IATH Fellow Suzanne Moomaw, Associate Professor of Urban and Environmental Planning, is now in the second year of her Cities Without Work project. Her life-long interest in cities and what makes them work (or not) and her experience in both the private and public sectors have given her insights into the ongoing challenges cities face in the boom and bust cycles that can threaten jobs, civic and urban planning and investment, and state and local development.
She is interested in "the competitive advantage of how cities are designed, physically and socially," she says, since "we keep making the same mistakes." There are some inherent advantages that appear to favor one location over another, but things may not be as clear-cut as they seem. "While some of this might be luck, most of the time it is about how a community came together and the kinds of investments it made in each other."
This interest in the role community plays in the ebb and flow of the fortunes of cities is part of what has led her teams of students who have studied and collaborated with local communities that were dependent on coal mining for jobs and economic survival.
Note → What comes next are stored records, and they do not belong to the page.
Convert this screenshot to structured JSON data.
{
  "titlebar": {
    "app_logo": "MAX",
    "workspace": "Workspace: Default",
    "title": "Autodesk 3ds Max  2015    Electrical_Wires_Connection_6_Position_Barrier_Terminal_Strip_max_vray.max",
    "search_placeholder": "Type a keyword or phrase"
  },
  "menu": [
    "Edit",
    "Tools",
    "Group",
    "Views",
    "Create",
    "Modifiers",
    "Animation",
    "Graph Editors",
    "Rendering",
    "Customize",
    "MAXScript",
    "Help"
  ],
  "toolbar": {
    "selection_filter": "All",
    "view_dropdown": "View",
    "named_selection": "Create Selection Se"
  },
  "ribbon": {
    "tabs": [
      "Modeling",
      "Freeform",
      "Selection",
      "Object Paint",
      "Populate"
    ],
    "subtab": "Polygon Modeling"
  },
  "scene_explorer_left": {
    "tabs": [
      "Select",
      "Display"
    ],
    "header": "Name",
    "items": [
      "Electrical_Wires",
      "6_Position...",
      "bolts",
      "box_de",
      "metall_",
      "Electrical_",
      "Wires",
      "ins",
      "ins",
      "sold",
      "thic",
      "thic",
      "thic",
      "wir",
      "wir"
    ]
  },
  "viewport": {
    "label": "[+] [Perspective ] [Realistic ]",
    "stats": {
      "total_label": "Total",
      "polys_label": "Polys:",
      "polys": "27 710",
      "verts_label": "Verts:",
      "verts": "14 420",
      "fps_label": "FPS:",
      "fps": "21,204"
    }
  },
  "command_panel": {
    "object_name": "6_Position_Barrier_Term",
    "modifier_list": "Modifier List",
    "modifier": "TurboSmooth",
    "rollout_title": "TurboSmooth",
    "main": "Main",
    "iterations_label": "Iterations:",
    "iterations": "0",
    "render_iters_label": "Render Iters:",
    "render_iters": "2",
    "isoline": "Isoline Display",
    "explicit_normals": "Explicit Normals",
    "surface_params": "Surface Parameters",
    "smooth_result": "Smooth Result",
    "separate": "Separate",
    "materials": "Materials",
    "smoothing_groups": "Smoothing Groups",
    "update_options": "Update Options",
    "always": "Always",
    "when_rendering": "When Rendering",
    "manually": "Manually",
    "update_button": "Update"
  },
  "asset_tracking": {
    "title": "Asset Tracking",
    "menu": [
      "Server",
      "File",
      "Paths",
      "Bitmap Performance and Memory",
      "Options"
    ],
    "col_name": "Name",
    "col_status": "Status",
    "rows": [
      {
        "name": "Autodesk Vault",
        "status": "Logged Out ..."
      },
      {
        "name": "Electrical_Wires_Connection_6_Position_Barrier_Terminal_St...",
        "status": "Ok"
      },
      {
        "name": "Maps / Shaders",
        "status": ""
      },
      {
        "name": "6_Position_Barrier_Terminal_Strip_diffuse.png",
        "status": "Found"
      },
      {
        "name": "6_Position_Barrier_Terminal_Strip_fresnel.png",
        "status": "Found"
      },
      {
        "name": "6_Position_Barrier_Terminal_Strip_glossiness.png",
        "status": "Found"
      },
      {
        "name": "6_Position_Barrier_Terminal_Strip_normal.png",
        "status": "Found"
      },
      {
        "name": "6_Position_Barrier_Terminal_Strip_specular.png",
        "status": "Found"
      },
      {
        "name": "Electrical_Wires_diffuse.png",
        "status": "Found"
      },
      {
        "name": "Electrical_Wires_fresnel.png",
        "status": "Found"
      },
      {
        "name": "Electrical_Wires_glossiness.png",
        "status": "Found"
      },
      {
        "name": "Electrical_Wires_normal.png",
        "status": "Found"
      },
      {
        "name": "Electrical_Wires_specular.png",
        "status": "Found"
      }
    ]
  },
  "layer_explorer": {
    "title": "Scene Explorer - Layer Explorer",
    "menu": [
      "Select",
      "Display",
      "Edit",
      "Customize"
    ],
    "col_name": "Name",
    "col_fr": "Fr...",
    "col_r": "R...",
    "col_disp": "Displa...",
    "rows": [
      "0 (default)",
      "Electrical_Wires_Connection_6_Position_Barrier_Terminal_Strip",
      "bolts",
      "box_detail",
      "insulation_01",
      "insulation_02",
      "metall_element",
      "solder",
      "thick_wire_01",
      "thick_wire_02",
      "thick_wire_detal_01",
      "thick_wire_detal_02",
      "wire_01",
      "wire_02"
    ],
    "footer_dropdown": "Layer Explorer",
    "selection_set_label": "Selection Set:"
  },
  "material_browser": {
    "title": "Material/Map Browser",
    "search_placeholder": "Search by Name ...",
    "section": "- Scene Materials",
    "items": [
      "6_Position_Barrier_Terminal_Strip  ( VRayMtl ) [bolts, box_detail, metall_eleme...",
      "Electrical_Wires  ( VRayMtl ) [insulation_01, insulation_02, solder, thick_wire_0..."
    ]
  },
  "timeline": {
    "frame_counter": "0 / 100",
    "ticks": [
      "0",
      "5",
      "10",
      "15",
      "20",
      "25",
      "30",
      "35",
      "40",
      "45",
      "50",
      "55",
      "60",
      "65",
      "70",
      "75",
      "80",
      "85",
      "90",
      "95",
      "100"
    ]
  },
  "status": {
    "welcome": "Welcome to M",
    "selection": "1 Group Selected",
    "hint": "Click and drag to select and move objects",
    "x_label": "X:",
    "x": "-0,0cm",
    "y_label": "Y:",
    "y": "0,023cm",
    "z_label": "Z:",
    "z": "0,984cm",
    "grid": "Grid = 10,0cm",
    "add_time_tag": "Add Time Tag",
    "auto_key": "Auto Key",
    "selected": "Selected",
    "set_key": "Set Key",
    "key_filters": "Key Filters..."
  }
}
Expanding this beyond the classroom, Prof. Moomaw recently joined with Engaged UVA, a new outreach effort begun by UVA President James Ryan aimed at improving relationships between the University and the local community. The effort includes radio spots and a web collection of initiatives and associated faculty, student, courses, and community partners. IATH also independently maintains several community projects that support academic outreach activities on a local, national, and international scale.